In December of 1963, the Rev. Dr. Martin Luther King, Jr. gave a talk at Western Michigan University on the theme of social justice and the emerging new age. In it he said:
“All I’m saying is simply this, that all life is interrelated, that somehow we’re caught in an inescapable network of mutuality tied in a single garment of destiny. Whatever affects one directly affects all indirectly. For some strange reason, I can never be what I ought to be until you are what you ought to be. You can never be what you ought to be until I am what I ought to be. This is the interrelated structure of reality.”
This thought by Dr. King catches the sense of what this Angel was implying, but there was more to it even than this. It was, I think, an invitation to see ourselves as revolutionaries in the context of seeking to overthrow oppressive and limiting thought forms and ways of thinking.

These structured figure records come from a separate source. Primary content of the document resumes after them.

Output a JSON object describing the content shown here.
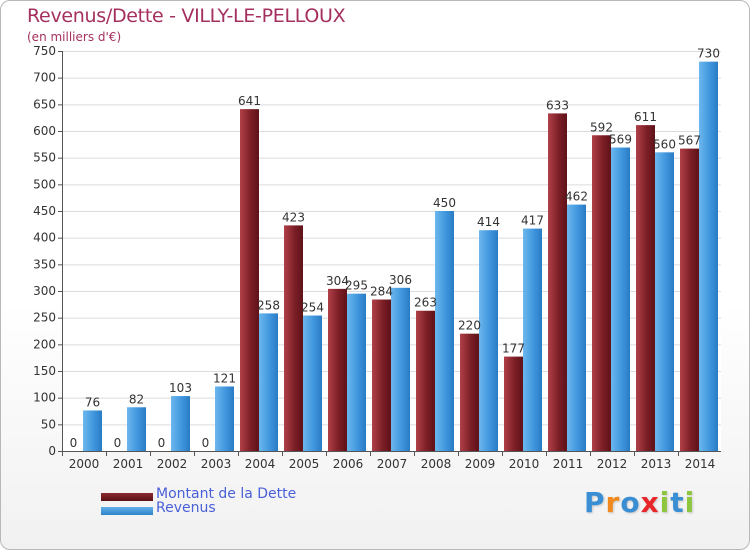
{
  "chart_data": {
    "type": "bar",
    "title": "Revenus/Dette - VILLY-LE-PELLOUX",
    "subtitle": "(en milliers d'€)",
    "xlabel": "",
    "ylabel": "",
    "ylim": [
      0,
      750
    ],
    "yticks": [
      0,
      50,
      100,
      150,
      200,
      250,
      300,
      350,
      400,
      450,
      500,
      550,
      600,
      650,
      700,
      750
    ],
    "grid": "horizontal",
    "legend_position": "bottom-left",
    "categories": [
      "2000",
      "2001",
      "2002",
      "2003",
      "2004",
      "2005",
      "2006",
      "2007",
      "2008",
      "2009",
      "2010",
      "2011",
      "2012",
      "2013",
      "2014"
    ],
    "series": [
      {
        "name": "Montant de la Dette",
        "color": "#7a1c22",
        "values": [
          0,
          0,
          0,
          0,
          641,
          423,
          304,
          284,
          263,
          220,
          177,
          633,
          592,
          611,
          567
        ]
      },
      {
        "name": "Revenus",
        "color": "#3d94dc",
        "values": [
          76,
          82,
          103,
          121,
          258,
          254,
          295,
          306,
          450,
          414,
          417,
          462,
          569,
          560,
          730
        ]
      }
    ]
  },
  "brand": {
    "letters": [
      {
        "char": "P",
        "color": "#3a8fd4"
      },
      {
        "char": "r",
        "color": "#f08a1e"
      },
      {
        "char": "o",
        "color": "#3a8fd4"
      },
      {
        "char": "x",
        "color": "#e8262a"
      },
      {
        "char": "i",
        "color": "#8dc63f"
      },
      {
        "char": "t",
        "color": "#3a8fd4"
      },
      {
        "char": "i",
        "color": "#8dc63f"
      }
    ]
  }
}
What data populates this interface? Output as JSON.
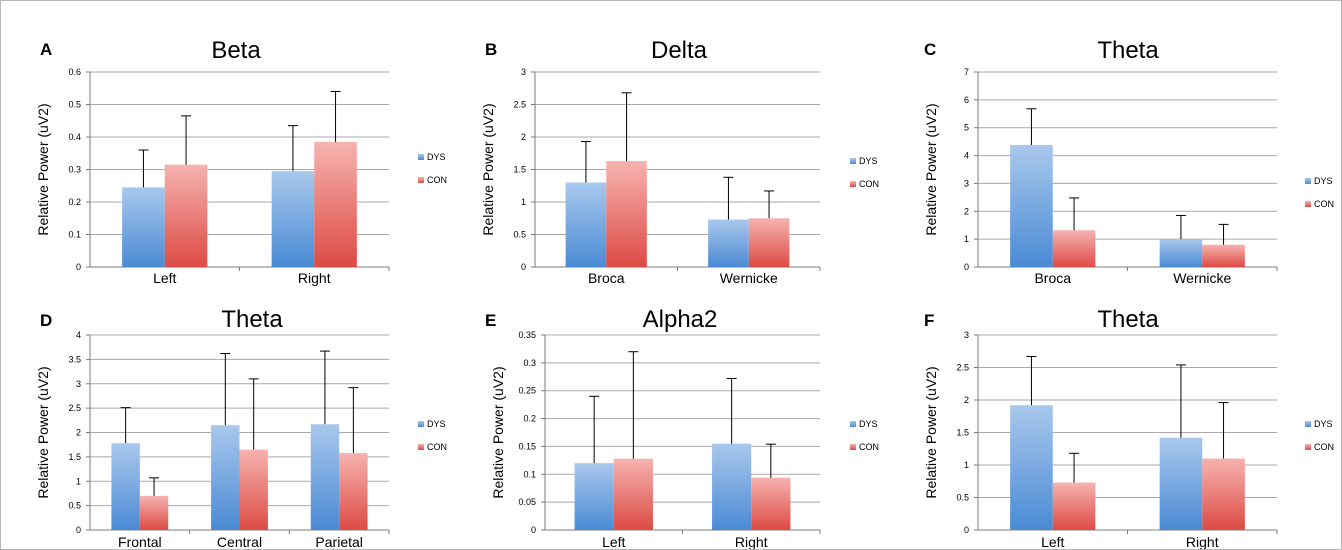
{
  "figure": {
    "chart_data": [
      {
        "panel": "A",
        "type": "bar",
        "title": "Beta",
        "ylabel": "Relative Power (uV2)",
        "xlabel": "",
        "categories": [
          "Left",
          "Right"
        ],
        "ylim": [
          0,
          0.6
        ],
        "yticks": [
          "0",
          "0.1",
          "0.2",
          "0.3",
          "0.4",
          "0.5",
          "0.6"
        ],
        "grid": true,
        "legend_position": "right",
        "series": [
          {
            "name": "DYS",
            "values": [
              0.245,
              0.295
            ],
            "errors": [
              0.115,
              0.14
            ]
          },
          {
            "name": "CON",
            "values": [
              0.315,
              0.385
            ],
            "errors": [
              0.15,
              0.155
            ]
          }
        ]
      },
      {
        "panel": "B",
        "type": "bar",
        "title": "Delta",
        "ylabel": "Relative Power (uV2)",
        "xlabel": "",
        "categories": [
          "Broca",
          "Wernicke"
        ],
        "ylim": [
          0,
          3
        ],
        "yticks": [
          "0",
          "0.5",
          "1",
          "1.5",
          "2",
          "2.5",
          "3"
        ],
        "grid": true,
        "legend_position": "right",
        "series": [
          {
            "name": "DYS",
            "values": [
              1.3,
              0.73
            ],
            "errors": [
              0.63,
              0.65
            ]
          },
          {
            "name": "CON",
            "values": [
              1.63,
              0.75
            ],
            "errors": [
              1.05,
              0.42
            ]
          }
        ]
      },
      {
        "panel": "C",
        "type": "bar",
        "title": "Theta",
        "ylabel": "Relative Power (uV2)",
        "xlabel": "",
        "categories": [
          "Broca",
          "Wernicke"
        ],
        "ylim": [
          0,
          7
        ],
        "yticks": [
          "0",
          "1",
          "2",
          "3",
          "4",
          "5",
          "6",
          "7"
        ],
        "grid": true,
        "legend_position": "right",
        "series": [
          {
            "name": "DYS",
            "values": [
              4.38,
              1.0
            ],
            "errors": [
              1.3,
              0.85
            ]
          },
          {
            "name": "CON",
            "values": [
              1.32,
              0.8
            ],
            "errors": [
              1.16,
              0.73
            ]
          }
        ]
      },
      {
        "panel": "D",
        "type": "bar",
        "title": "Theta",
        "ylabel": "Relative Power (uV2)",
        "xlabel": "",
        "categories": [
          "Frontal",
          "Central",
          "Parietal"
        ],
        "ylim": [
          0,
          4
        ],
        "yticks": [
          "0",
          "0.5",
          "1",
          "1.5",
          "2",
          "2.5",
          "3",
          "3.5",
          "4"
        ],
        "grid": true,
        "legend_position": "right",
        "series": [
          {
            "name": "DYS",
            "values": [
              1.78,
              2.15,
              2.17
            ],
            "errors": [
              0.73,
              1.47,
              1.5
            ]
          },
          {
            "name": "CON",
            "values": [
              0.7,
              1.65,
              1.58
            ],
            "errors": [
              0.37,
              1.45,
              1.34
            ]
          }
        ]
      },
      {
        "panel": "E",
        "type": "bar",
        "title": "Alpha2",
        "ylabel": "Relative Power (uV2)",
        "xlabel": "",
        "categories": [
          "Left",
          "Right"
        ],
        "ylim": [
          0,
          0.35
        ],
        "yticks": [
          "0",
          "0.05",
          "0.1",
          "0.15",
          "0.2",
          "0.25",
          "0.3",
          "0.35"
        ],
        "grid": true,
        "legend_position": "right",
        "series": [
          {
            "name": "DYS",
            "values": [
              0.12,
              0.155
            ],
            "errors": [
              0.12,
              0.117
            ]
          },
          {
            "name": "CON",
            "values": [
              0.128,
              0.094
            ],
            "errors": [
              0.192,
              0.06
            ]
          }
        ]
      },
      {
        "panel": "F",
        "type": "bar",
        "title": "Theta",
        "ylabel": "Relative Power (uV2)",
        "xlabel": "",
        "categories": [
          "Left",
          "Right"
        ],
        "ylim": [
          0,
          3
        ],
        "yticks": [
          "0",
          "0.5",
          "1",
          "1.5",
          "2",
          "2.5",
          "3"
        ],
        "grid": true,
        "legend_position": "right",
        "series": [
          {
            "name": "DYS",
            "values": [
              1.92,
              1.42
            ],
            "errors": [
              0.75,
              1.12
            ]
          },
          {
            "name": "CON",
            "values": [
              0.73,
              1.1
            ],
            "errors": [
              0.45,
              0.86
            ]
          }
        ]
      }
    ],
    "colors": {
      "dys_light": "#a9c8ec",
      "dys_dark": "#4a8ad4",
      "con_light": "#f6b3b0",
      "con_dark": "#dd4a44",
      "grid": "#a9a9a9",
      "axis": "#7d7d7d",
      "text": "#000000"
    }
  }
}
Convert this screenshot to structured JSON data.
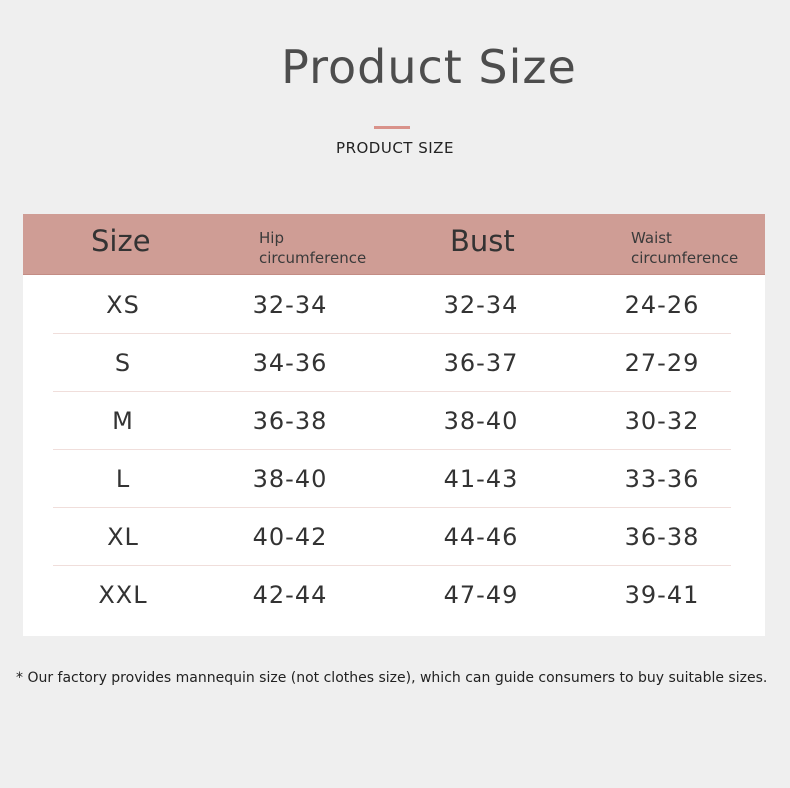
{
  "header": {
    "title": "Product Size",
    "subtitle": "PRODUCT SIZE"
  },
  "colors": {
    "accent": "#d9928a",
    "table_header": "#cf9d95",
    "background": "#efefef"
  },
  "table": {
    "columns": [
      "Size",
      "Hip\ncircumference",
      "Bust",
      "Waist\ncircumference"
    ],
    "rows": [
      [
        "XS",
        "32-34",
        "32-34",
        "24-26"
      ],
      [
        "S",
        "34-36",
        "36-37",
        "27-29"
      ],
      [
        "M",
        "36-38",
        "38-40",
        "30-32"
      ],
      [
        "L",
        "38-40",
        "41-43",
        "33-36"
      ],
      [
        "XL",
        "40-42",
        "44-46",
        "36-38"
      ],
      [
        "XXL",
        "42-44",
        "47-49",
        "39-41"
      ]
    ]
  },
  "footnote": "* Our factory provides mannequin size (not clothes size), which can guide consumers to buy suitable sizes."
}
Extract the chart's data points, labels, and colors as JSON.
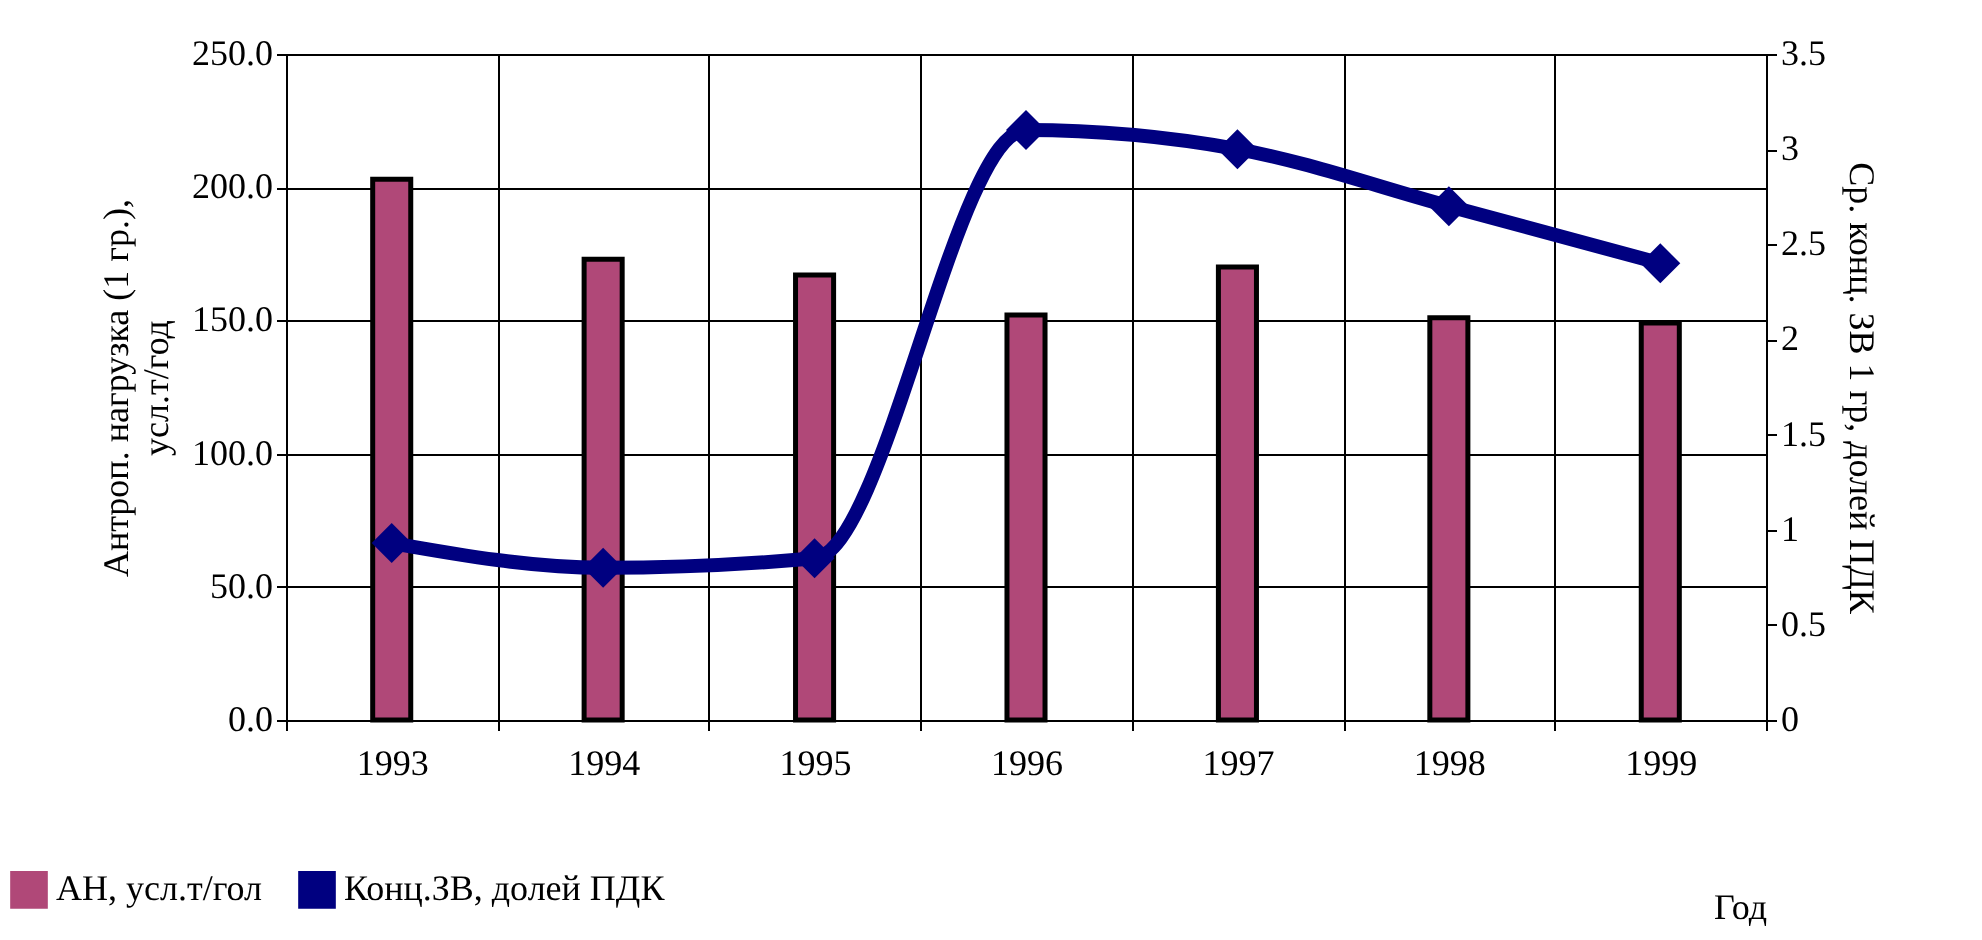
{
  "chart_data": {
    "type": "bar",
    "xlabel": "Год",
    "ylabel": "Антроп. нагрузка (1 гр.),\nусл.т/год",
    "y2label": "Ср. конц. ЗВ 1 гр, долей ПДК",
    "categories": [
      "1993",
      "1994",
      "1995",
      "1996",
      "1997",
      "1998",
      "1999"
    ],
    "series": [
      {
        "name": "АН, усл.т/гол",
        "color": "#b04878",
        "values": [
          203,
          173,
          167,
          152,
          170,
          151,
          149
        ]
      },
      {
        "name": "Конц.ЗВ, долей ПДК",
        "type": "line",
        "axis": "y2",
        "color": "#000080",
        "marker": "diamond",
        "values": [
          0.93,
          0.8,
          0.85,
          3.1,
          3.0,
          2.7,
          2.4
        ]
      }
    ],
    "ylim": [
      0,
      250
    ],
    "yticks": [
      {
        "value": 0,
        "label": "0.0"
      },
      {
        "value": 50,
        "label": "50.0"
      },
      {
        "value": 100,
        "label": "100.0"
      },
      {
        "value": 150,
        "label": "150.0"
      },
      {
        "value": 200,
        "label": "200.0"
      },
      {
        "value": 250,
        "label": "250.0"
      }
    ],
    "y2lim": [
      0,
      3.5
    ],
    "y2ticks": [
      0,
      0.5,
      1,
      1.5,
      2,
      2.5,
      3,
      3.5
    ],
    "grid": true,
    "legend": "bottom left"
  }
}
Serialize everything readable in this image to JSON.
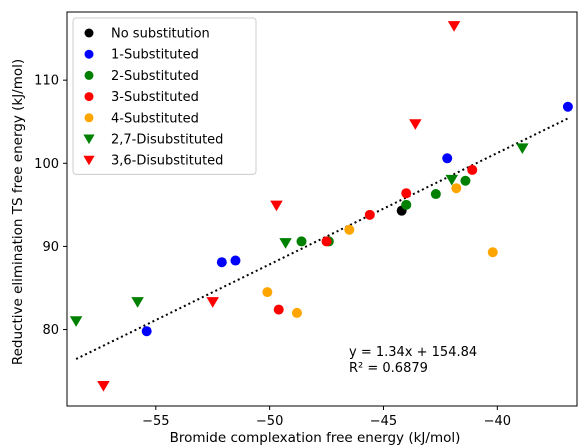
{
  "chart_data": {
    "type": "scatter",
    "xlabel": "Bromide complexation free energy (kJ/mol)",
    "ylabel": "Reductive elimination TS free energy (kJ/mol)",
    "xlim": [
      -58.9,
      -36.5
    ],
    "ylim": [
      70.8,
      118.2
    ],
    "xticks": [
      -55,
      -50,
      -45,
      -40
    ],
    "yticks": [
      80,
      90,
      100,
      110
    ],
    "xtick_labels": [
      "−55",
      "−50",
      "−45",
      "−40"
    ],
    "ytick_labels": [
      "80",
      "90",
      "100",
      "110"
    ],
    "grid": false,
    "legend_position": "top-left",
    "series": [
      {
        "name": "No substitution",
        "color": "#000000",
        "marker": "circle",
        "points": [
          [
            -44.2,
            94.3
          ]
        ]
      },
      {
        "name": "1-Substituted",
        "color": "#0000ff",
        "marker": "circle",
        "points": [
          [
            -55.4,
            79.8
          ],
          [
            -52.1,
            88.1
          ],
          [
            -51.5,
            88.3
          ],
          [
            -42.2,
            100.6
          ],
          [
            -36.9,
            106.8
          ]
        ]
      },
      {
        "name": "2-Substituted",
        "color": "#008000",
        "marker": "circle",
        "points": [
          [
            -48.6,
            90.6
          ],
          [
            -47.4,
            90.6
          ],
          [
            -44.0,
            95.0
          ],
          [
            -42.7,
            96.3
          ],
          [
            -41.4,
            97.9
          ]
        ]
      },
      {
        "name": "3-Substituted",
        "color": "#ff0000",
        "marker": "circle",
        "points": [
          [
            -49.6,
            82.4
          ],
          [
            -47.5,
            90.6
          ],
          [
            -45.6,
            93.8
          ],
          [
            -44.0,
            96.4
          ],
          [
            -41.1,
            99.2
          ]
        ]
      },
      {
        "name": "4-Substituted",
        "color": "#ffa500",
        "marker": "circle",
        "points": [
          [
            -50.1,
            84.5
          ],
          [
            -48.8,
            82.0
          ],
          [
            -46.5,
            92.0
          ],
          [
            -41.8,
            97.0
          ],
          [
            -40.2,
            89.3
          ]
        ]
      },
      {
        "name": "2,7-Disubstituted",
        "color": "#008000",
        "marker": "triangle_down",
        "points": [
          [
            -58.5,
            81.0
          ],
          [
            -55.8,
            83.3
          ],
          [
            -49.3,
            90.4
          ],
          [
            -42.0,
            98.0
          ],
          [
            -38.9,
            101.8
          ]
        ]
      },
      {
        "name": "3,6-Disubstituted",
        "color": "#ff0000",
        "marker": "triangle_down",
        "points": [
          [
            -57.3,
            73.2
          ],
          [
            -52.5,
            83.3
          ],
          [
            -49.7,
            94.9
          ],
          [
            -43.6,
            104.7
          ],
          [
            -41.9,
            116.5
          ]
        ]
      }
    ],
    "trendline": {
      "style": "dotted",
      "color": "#000000",
      "slope": 1.34,
      "intercept": 154.84,
      "x_range": [
        -58.5,
        -36.9
      ]
    },
    "annotation_lines": [
      "y = 1.34x + 154.84",
      "R² = 0.6879"
    ]
  }
}
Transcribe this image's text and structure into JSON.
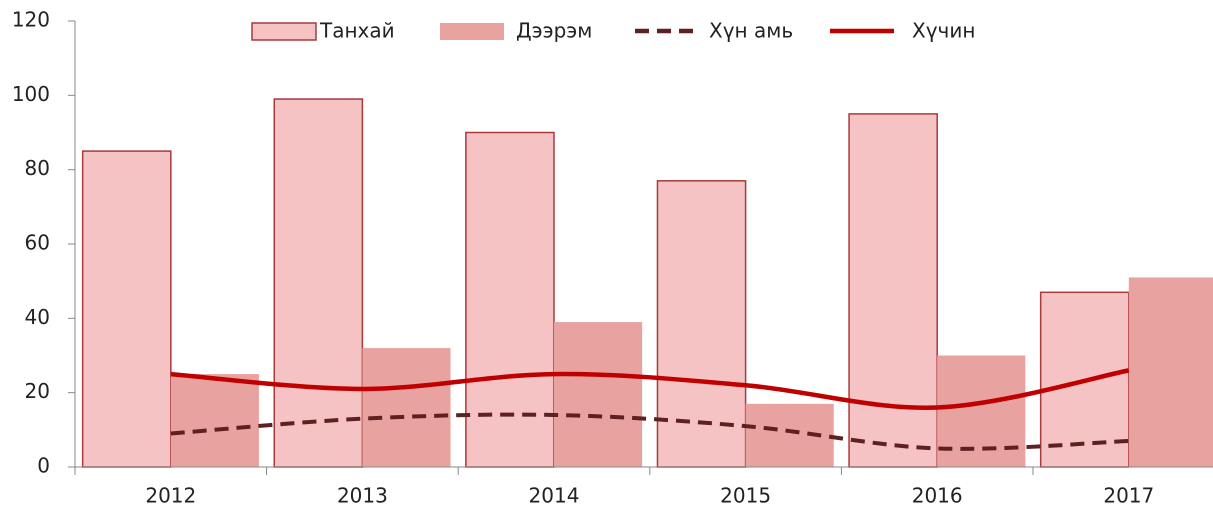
{
  "chart_data": {
    "type": "bar-line",
    "categories": [
      "2012",
      "2013",
      "2014",
      "2015",
      "2016",
      "2017"
    ],
    "series": [
      {
        "name": "Танхай",
        "type": "bar",
        "color": "#f5c3c3",
        "edge": "#a83a3a",
        "values": [
          85,
          99,
          90,
          77,
          95,
          47
        ]
      },
      {
        "name": "Дээрэм",
        "type": "bar",
        "color": "#e8a3a1",
        "values": [
          25,
          32,
          39,
          17,
          30,
          51
        ]
      },
      {
        "name": "Хүн амь",
        "type": "line",
        "dashed": true,
        "color": "#5e2020",
        "values": [
          9,
          13,
          14,
          11,
          5,
          7
        ]
      },
      {
        "name": "Хүчин",
        "type": "line",
        "color": "#c00000",
        "values": [
          25,
          21,
          25,
          22,
          16,
          26
        ]
      }
    ],
    "ylim": [
      0,
      120
    ],
    "yticks": [
      0,
      20,
      40,
      60,
      80,
      100,
      120
    ],
    "legend": "top"
  }
}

We, of course, are focused on the physical realm; it is the environment most apparent and immediate to all of us. But our colleagues and helpers in the spiritual realms deal with the invisible environment of subtle energies, thoughts and feelings. This environment can be every bit as oppressive as a tyrant; it can be every bit as harmful as a department of secret police. Certainly it can’t cause us physical pain and suffering, at least not directly, but it’s this environment that in its polluted and negative states gives rise to and energizes such physical phenomena such as tyrants and secret police, torture and terrorism, murder and mayhem. It’s this environment that can hold beliefs and thought forms that limit our conceptions of ourselves, that blind us to the wholeness of the earth, that make us doubt the goodness of the earth and the presence of the Sacred.
It is the oppression of this inner tyranny of ancient and outworn thoughts, emotions, habits, and beliefs that all of us, all of humanity, is now struggling against, like a butterfly trying to break out of a cocoon. We are all being called to make our way to the Tahrir Square of our minds and hearts, there to stand together and demand the old ways step down so a new humanity may emerge.
The world and we revolve around this pivot point of history in search of a new and better tomorrow, demanding creative and holistic change. The Revolution is upon us! What inner tyrannies will you overthrow today?